I am ashamed when my visitors walked through the rear gate to the beach. On their return they would invariably say what I expected," Whay is it so dirty?" There plastic begs, broken beer bottles, pampers and you name it.

My wife used to make a couple of attempts to clean the part immediately bordering our part to the sea. But it was vain attempt. No sooner she had it all nicely piled up than more were left behind.

My state is proud to declare this new 'city' is Bandaraya Persisiran Pantai! Let say it is easier said than done!

norzah said...

What you described is quite a common sight for many beaches open to the public, Akhi Pakcik Al-Manar. It certainly is not your responsibility but that ofthe local authority or government. There's no separate authority in government to take care of publib beaches and beautiful sandy seashores to make sure they are not polluted or desecrated.

I think it is now necessary to create such authorities if the beaches are not to be polluted like the rivers.
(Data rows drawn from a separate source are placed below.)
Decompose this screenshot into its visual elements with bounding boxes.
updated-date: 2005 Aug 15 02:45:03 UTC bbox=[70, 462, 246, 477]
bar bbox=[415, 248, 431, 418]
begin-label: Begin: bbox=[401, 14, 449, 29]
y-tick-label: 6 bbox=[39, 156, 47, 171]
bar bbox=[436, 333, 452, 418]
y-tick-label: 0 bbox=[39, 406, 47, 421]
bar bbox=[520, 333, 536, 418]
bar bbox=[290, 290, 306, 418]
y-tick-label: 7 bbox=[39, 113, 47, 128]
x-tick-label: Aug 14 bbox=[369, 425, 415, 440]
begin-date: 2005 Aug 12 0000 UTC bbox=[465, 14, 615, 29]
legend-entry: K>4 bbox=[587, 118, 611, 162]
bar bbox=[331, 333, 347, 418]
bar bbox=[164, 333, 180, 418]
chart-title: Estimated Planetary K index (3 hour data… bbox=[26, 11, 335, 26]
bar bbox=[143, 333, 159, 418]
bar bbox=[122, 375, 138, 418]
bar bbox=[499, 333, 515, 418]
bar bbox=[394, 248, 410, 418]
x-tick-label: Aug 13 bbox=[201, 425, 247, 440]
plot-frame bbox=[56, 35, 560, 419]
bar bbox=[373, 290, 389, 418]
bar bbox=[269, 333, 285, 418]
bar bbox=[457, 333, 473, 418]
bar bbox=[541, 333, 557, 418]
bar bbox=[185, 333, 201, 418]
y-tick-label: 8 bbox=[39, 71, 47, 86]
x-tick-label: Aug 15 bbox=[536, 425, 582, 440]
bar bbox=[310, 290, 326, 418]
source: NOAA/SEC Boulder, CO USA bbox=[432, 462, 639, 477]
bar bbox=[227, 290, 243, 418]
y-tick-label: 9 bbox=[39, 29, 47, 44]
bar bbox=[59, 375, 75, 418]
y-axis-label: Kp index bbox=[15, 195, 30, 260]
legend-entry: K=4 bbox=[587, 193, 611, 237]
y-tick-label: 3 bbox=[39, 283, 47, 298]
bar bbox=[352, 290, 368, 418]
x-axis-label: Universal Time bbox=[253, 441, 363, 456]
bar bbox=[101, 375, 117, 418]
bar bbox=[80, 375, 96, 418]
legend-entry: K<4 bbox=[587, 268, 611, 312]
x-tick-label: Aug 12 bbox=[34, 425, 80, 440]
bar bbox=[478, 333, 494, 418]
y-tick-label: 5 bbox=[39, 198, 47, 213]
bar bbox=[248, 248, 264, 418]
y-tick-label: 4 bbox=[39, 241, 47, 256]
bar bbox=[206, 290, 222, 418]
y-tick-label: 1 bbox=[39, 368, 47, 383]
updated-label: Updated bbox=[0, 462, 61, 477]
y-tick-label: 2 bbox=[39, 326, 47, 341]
Like the question of looking after the rivers, govt comes in only after they are almost 'dead' or chokec to death. People living on the coasts overlooking public beaches should in fact be given the authotity to form some kind of committees to oversea the beaches and ask govt to undertake clearance and beautification work and prevention of erosion. They should get the Wakil rakyat to take some action on the sad conditions of the beaches.

I know that's not easy to do. But there are ways of getting the govt to act.

abdulhalimshah said...

Akhi Norzah,
I recalled what Tan Sri Hashim Aman said when he was the Chief Secretary, from his past experience of serving in the State of Perak, all beaches in the Federation belong to the State, ie. the Government. It seemed that what is being done by the hotels and beach resorts are in violation of this land rule. Perhaps the JPS who is responsible for our beaches should make this known and should propose the setting up of a Beaches and Rivers Commission just like the Land Transport Commission. We just have to right the wrongs by doing it the right way.

norzah said...

I would support your stand and suggestion all the way, Akhi Halim. While the hotels and beach resort operators might have violated the rule, some of them have taken care of the beaches and developed the area in front of their property well. The govt on the other hand had allowed many of the public beaches, once beautiful. to deteriorate into dumping areas.

If only the authorities and resort operators can come to terms and agreed on a formula for developing and beautifying the beaches, all will be rosy for the tourist industry and the nation. Otherwise what happened to the rivers will happen to the beaches outside the care of the beach operators. Some of the less successful beach operators also do little to beautify the beach under their care. The authority concerned should act on them.